Porque para quien no lo sepa John Gilbert fue una de las mayores estrellas del cine mudo. Ahí estarían para quien quiera corroborarlo La viuda alegre (1925), a las órdenes del gran Erich von Stroheim, El demonio y la carne (1925), junto a su adorada Greta Garbo o El gran desfile (1925), la no menos magnífica película de King Vidor y, en su momento, 2ª película de mayor recaudación en la Historia del Cine, y que no dudo que el mismo Vidor lo hubiera elegido para protagonizar esa cumbre del 7º Arte que, entre nosotros, se llamó Y el mundo marcha (1928), si John hubiera sido un rostro más anónimo, tal y como el papel, sin duda, exigía, y no tan popular. Pero también a las órdenes de Clarence Brown, y bajo el embeleso de Greta Garbo, rodó Anna Karenina (1927), y Una mujer ligera (1928).
Así que, más pronto que tarde, las dos grandes estrellas iniciaron una relación para regocijo de su multitud de seguidores.
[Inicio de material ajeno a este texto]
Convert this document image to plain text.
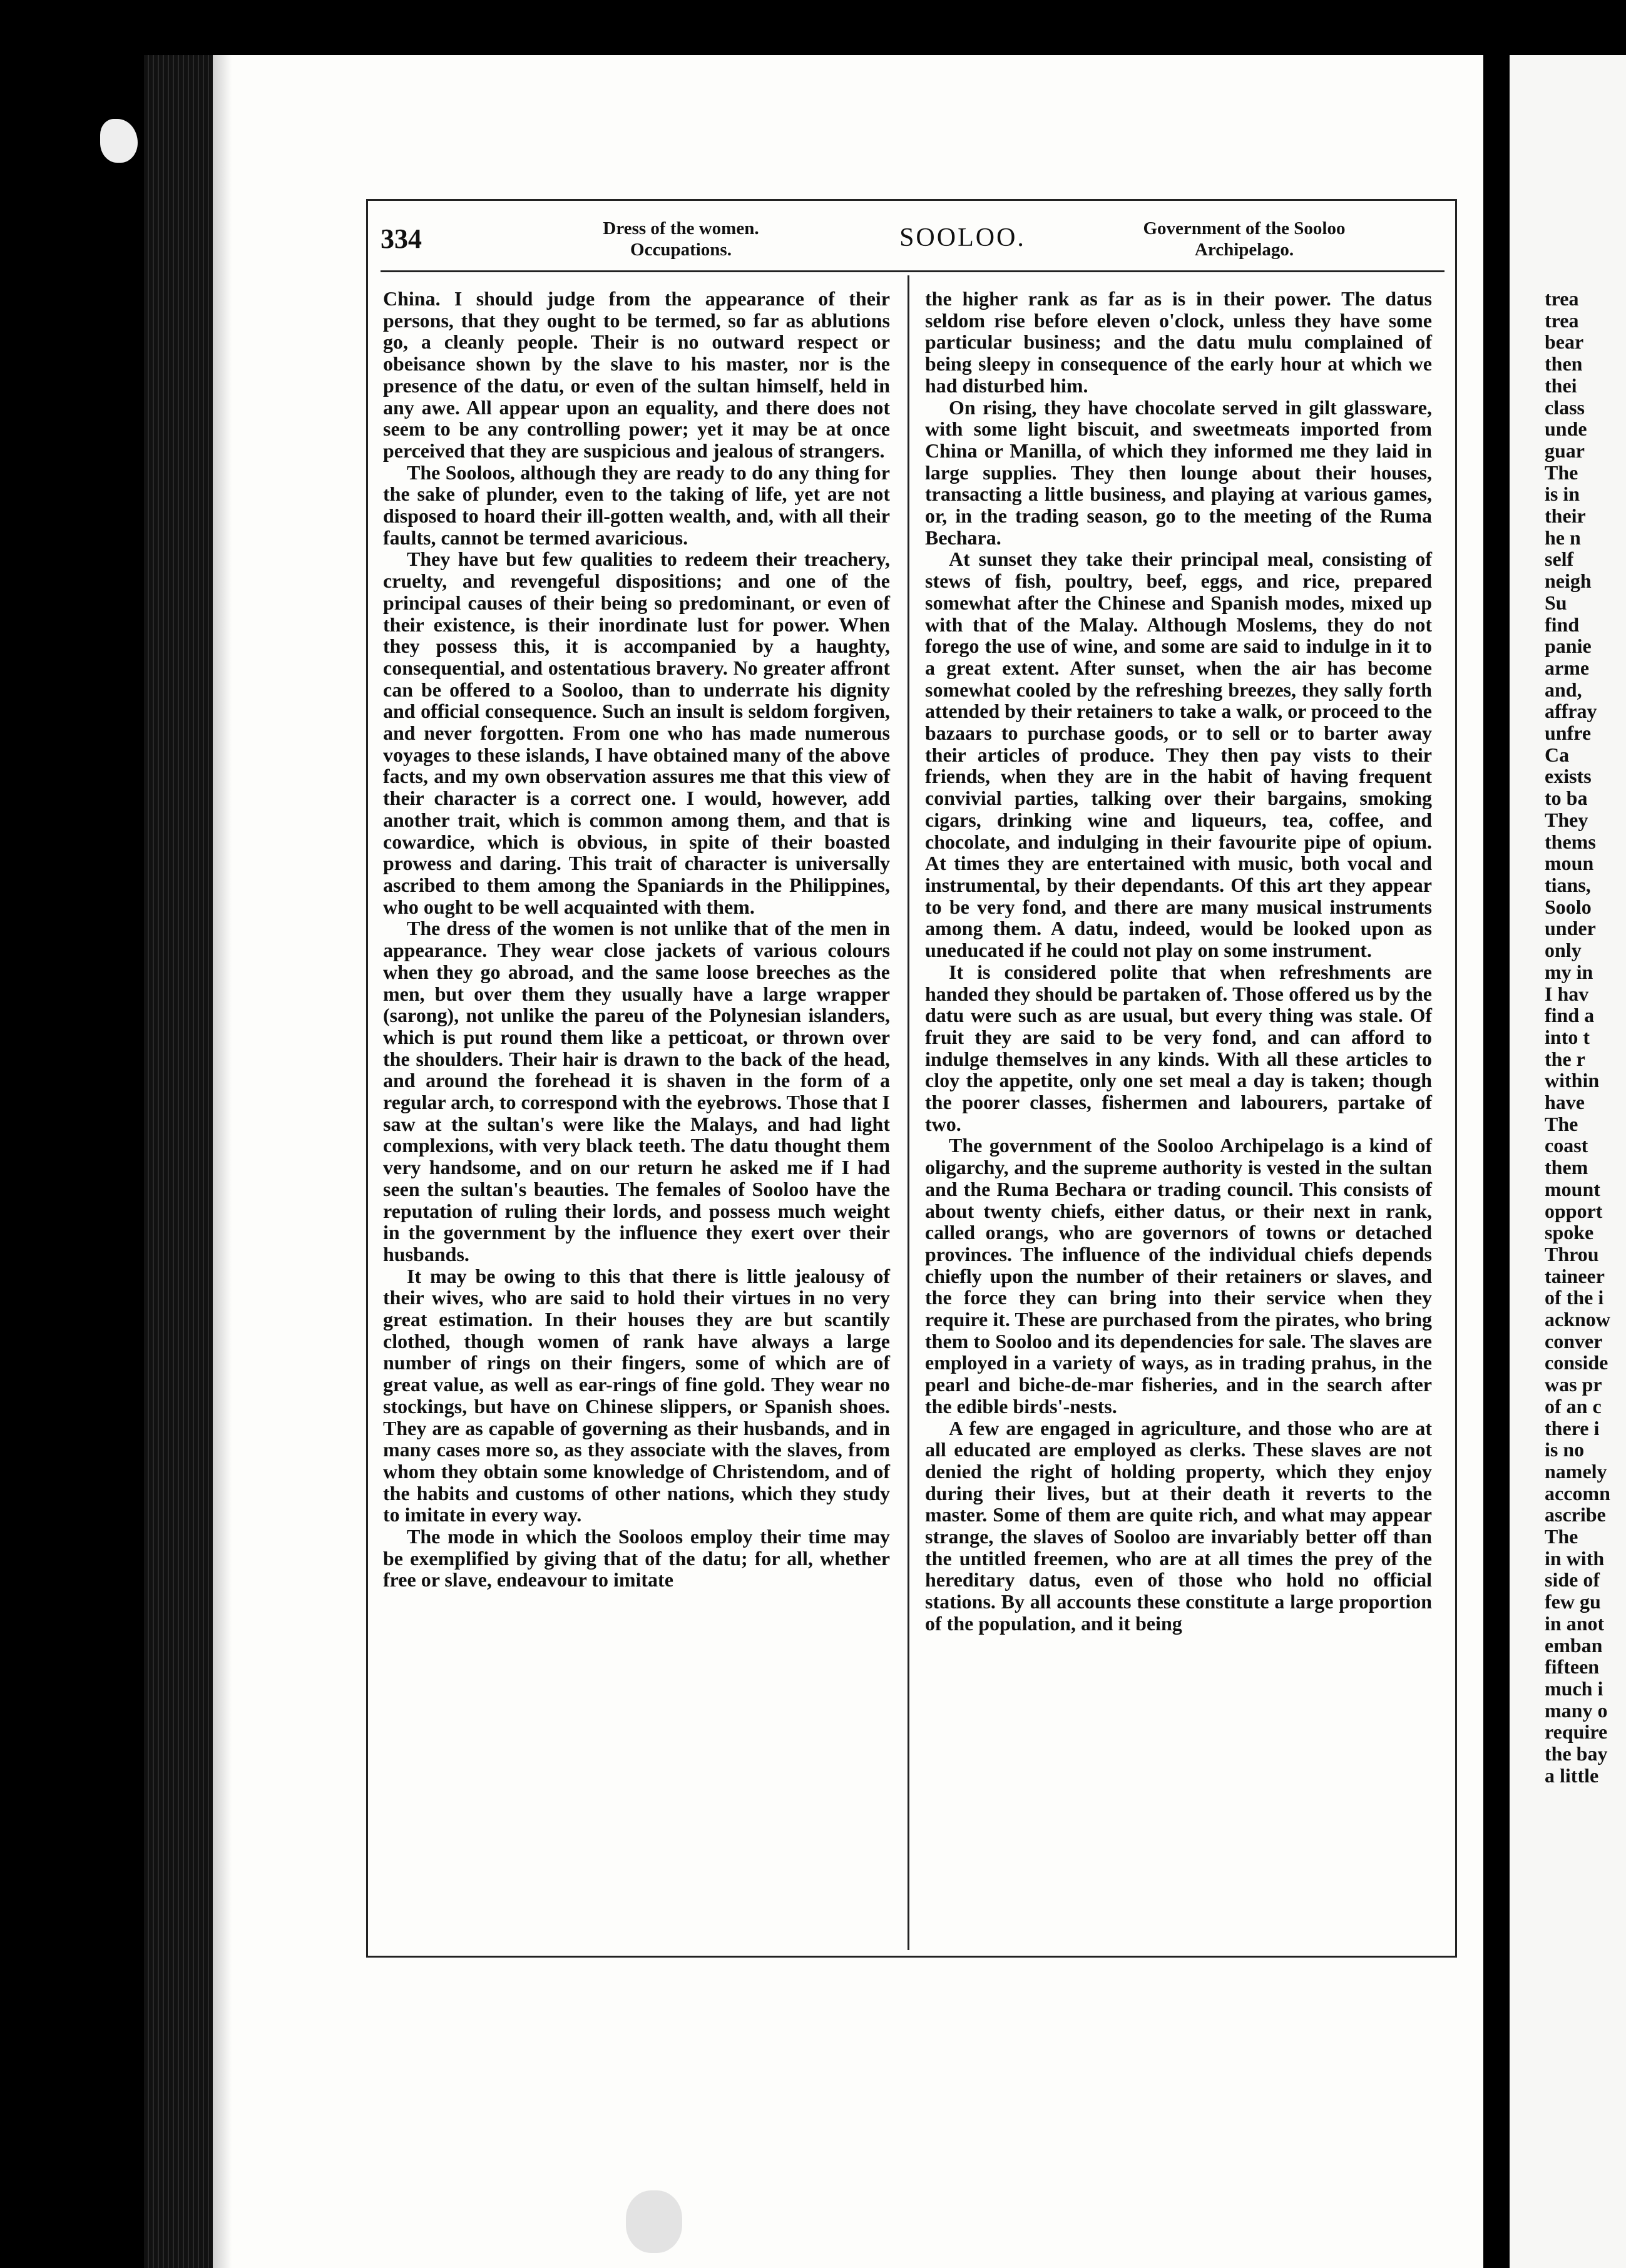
334	Dress of the women.
Occupations.	SOOLOO.	Government of the Sooloo
Archipelago.

China. I should judge from the appearance of their persons, that they ought to be termed, so far as ablutions go, a cleanly people. Their is no outward respect or obeisance shown by the slave to his master, nor is the presence of the datu, or even of the sultan himself, held in any awe. All appear upon an equality, and there does not seem to be any controlling power; yet it may be at once perceived that they are suspicious and jealous of strangers.

The Sooloos, although they are ready to do any thing for the sake of plunder, even to the taking of life, yet are not disposed to hoard their ill-gotten wealth, and, with all their faults, cannot be termed avaricious.

They have but few qualities to redeem their treachery, cruelty, and revengeful dispositions; and one of the principal causes of their being so predominant, or even of their existence, is their inordinate lust for power. When they possess this, it is accompanied by a haughty, consequential, and ostentatious bravery. No greater affront can be offered to a Sooloo, than to underrate his dignity and official consequence. Such an insult is seldom forgiven, and never forgotten. From one who has made numerous voyages to these islands, I have obtained many of the above facts, and my own observation assures me that this view of their character is a correct one. I would, however, add another trait, which is common among them, and that is cowardice, which is obvious, in spite of their boasted prowess and daring. This trait of character is universally ascribed to them among the Spaniards in the Philippines, who ought to be well acquainted with them.

The dress of the women is not unlike that of the men in appearance. They wear close jackets of various colours when they go abroad, and the same loose breeches as the men, but over them they usually have a large wrapper (sarong), not unlike the pareu of the Polynesian islanders, which is put round them like a petticoat, or thrown over the shoulders. Their hair is drawn to the back of the head, and around the forehead it is shaven in the form of a regular arch, to correspond with the eyebrows. Those that I saw at the sultan's were like the Malays, and had light complexions, with very black teeth. The datu thought them very handsome, and on our return he asked me if I had seen the sultan's beauties. The females of Sooloo have the reputation of ruling their lords, and possess much weight in the government by the influence they exert over their husbands.

It may be owing to this that there is little jealousy of their wives, who are said to hold their virtues in no very great estimation. In their houses they are but scantily clothed, though women of rank have always a large number of rings on their fingers, some of which are of great value, as well as ear-rings of fine gold. They wear no stockings, but have on Chinese slippers, or Spanish shoes. They are as capable of governing as their husbands, and in many cases more so, as they associate with the slaves, from whom they obtain some knowledge of Christendom, and of the habits and customs of other nations, which they study to imitate in every way.

The mode in which the Sooloos employ their time may be exemplified by giving that of the datu; for all, whether free or slave, endeavour to imitate

the higher rank as far as is in their power. The datus seldom rise before eleven o'clock, unless they have some particular business; and the datu mulu complained of being sleepy in consequence of the early hour at which we had disturbed him.

On rising, they have chocolate served in gilt glassware, with some light biscuit, and sweetmeats imported from China or Manilla, of which they informed me they laid in large supplies. They then lounge about their houses, transacting a little business, and playing at various games, or, in the trading season, go to the meeting of the Ruma Bechara.

At sunset they take their principal meal, consisting of stews of fish, poultry, beef, eggs, and rice, prepared somewhat after the Chinese and Spanish modes, mixed up with that of the Malay. Although Moslems, they do not forego the use of wine, and some are said to indulge in it to a great extent. After sunset, when the air has become somewhat cooled by the refreshing breezes, they sally forth attended by their retainers to take a walk, or proceed to the bazaars to purchase goods, or to sell or to barter away their articles of produce. They then pay vists to their friends, when they are in the habit of having frequent convivial parties, talking over their bargains, smoking cigars, drinking wine and liqueurs, tea, coffee, and chocolate, and indulging in their favourite pipe of opium. At times they are entertained with music, both vocal and instrumental, by their dependants. Of this art they appear to be very fond, and there are many musical instruments among them. A datu, indeed, would be looked upon as uneducated if he could not play on some instrument.

It is considered polite that when refreshments are handed they should be partaken of. Those offered us by the datu were such as are usual, but every thing was stale. Of fruit they are said to be very fond, and can afford to indulge themselves in any kinds. With all these articles to cloy the appetite, only one set meal a day is taken; though the poorer classes, fishermen and labourers, partake of two.

The government of the Sooloo Archipelago is a kind of oligarchy, and the supreme authority is vested in the sultan and the Ruma Bechara or trading council. This consists of about twenty chiefs, either datus, or their next in rank, called orangs, who are governors of towns or detached provinces. The influence of the individual chiefs depends chiefly upon the number of their retainers or slaves, and the force they can bring into their service when they require it. These are purchased from the pirates, who bring them to Sooloo and its dependencies for sale. The slaves are employed in a variety of ways, as in trading prahus, in the pearl and biche-de-mar fisheries, and in the search after the edible birds'-nests.

A few are engaged in agriculture, and those who are at all educated are employed as clerks. These slaves are not denied the right of holding property, which they enjoy during their lives, but at their death it reverts to the master. Some of them are quite rich, and what may appear strange, the slaves of Sooloo are invariably better off than the untitled freemen, who are at all times the prey of the hereditary datus, even of those who hold no official stations. By all accounts these constitute a large proportion of the population, and it being

trea
trea
bear
then
thei
class
unde
guar
The
is in
their
he n
self
neigh
Su
find
panie
arme
and,
affray
unfre
Ca
exists
to ba
They
thems
moun
tians,
Soolo
under
only
my in
I hav
find a
into t
the r
within
have
The
coast
them
mount
opport
spoke
Throu
taineer
of the i
acknow
conver
conside
was pr
of an c
there i
is no
namely
accomn
ascribe
The
in with
side of
few gu
in anot
emban
fifteen
much i
many o
require
the bay
a little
John quiso casarse pero Greta, en el último instante, cambió de opinión y no se presentó a la boda. Los motivos, desconocidos aún para quien esto escribe. Pero el golpe que encajó John fue de los que dejan marca.
Desde entonces su carrera entró en barrena; una fulgurante caída en picado. Triste y descangallao, como canta el tango, no volvió a levantar cabeza. Y la llegada del cine sonoro supondría para él la puntilla definitiva. Cuentan las crónicas que su voz de tenor ligero no era la mejor carta de presentación para acoplarse a las exigencias del nuevo arte hablado. Y lo peor que puede sucederle a un actor, terminaría sucediéndole a él: el públicó, que apenas 5 años antes hubiera dado su vida por un breve autógrafo suyo, se olvidó de su cara.
Sólo después de 5 años Greta Garbo volvería a acordarse de él haciéndole hueco en la cabeza de cartel en La reina Cristina de Suecia (1933), de Robert Mamoulian donde Gilbert interpretaba, ¡cómo no!, a su enamorado y terminaba falleciendo, trágicamente, en un duelo, dejando abandonada a la reina que, en uno de los finales más emocionantes que yo haya visto nunca, zarpaba de Suecia conteniendo las lágrimas en un rostro majestuoso y sublime.Después alcohol, bandazos y resbalones; otra película y un infarto que acabaría, prematuramente con su vida. A los 38 años. Siguen hablando las crónicas sobre que Greta Garbo no le olvidaría nunca. Yo tampoco lo he hecho. La jovialidad, el entusiasmo, el buen hacer que demuestra en sus mejores películas marca un doloroso contraste con el turbio final de sus días. Que la tesitura de su dicción, un anonido detalle en otras circunstancias, pudiera suponer una cuchillada mortal para su vida, no deja de aparecérseme como la más milimética distancia que separa el éxito del fracaso en nuestras siempre vanidosas existencias; ese punto exacto que nos debería hacer recordar los imortales versos de Kipling que, no en vano, figuran inscritos en la pared que precede a los tenistas antes de saltar a la Pista Central de Wimbledon, Si puedes encontrarte con el Triunfo y la Derrota,/y tratar a esos dos impostores de la misma manera...
20 años después James Mason encarnaría a Norman Maine, un famoso actor en declive, en la película de George Cuckor Ha nacido una estrella junto a Judy Garland, remake de la película que con el mismo título realizara en 1937 William A. Wellman, ¡el mismo que dirigió a Gilbert en La reina Cristina...! Y no dudo, o más bien, no quisiera dudar porque me gusta la idea, que el personaje de Norman Maine se modela con los huesos del propio Gilbert que, de esta manera, y cada cierto tiempo habría ido haciéndose presente en nuestros cines, ataviado con diferente rostro, y dada las numerosas vueltas de las que ha disfrutado la historia; quizá su historia: y sin atosigar, en 1976 con Kris Kristofferson y Barbra Streisand o, ya más recintemente, en 2018 con Bradley Cooper y Lady Gaga.
Sí, seguramente John Gilbert sea el actor al que más cercano me siento. Su peripecia vital no me parece más que un resumen perfecto de esta vida en la que andamos enredados, en la que a las alegrías de las tristezas apenas si les separa un ¡ay!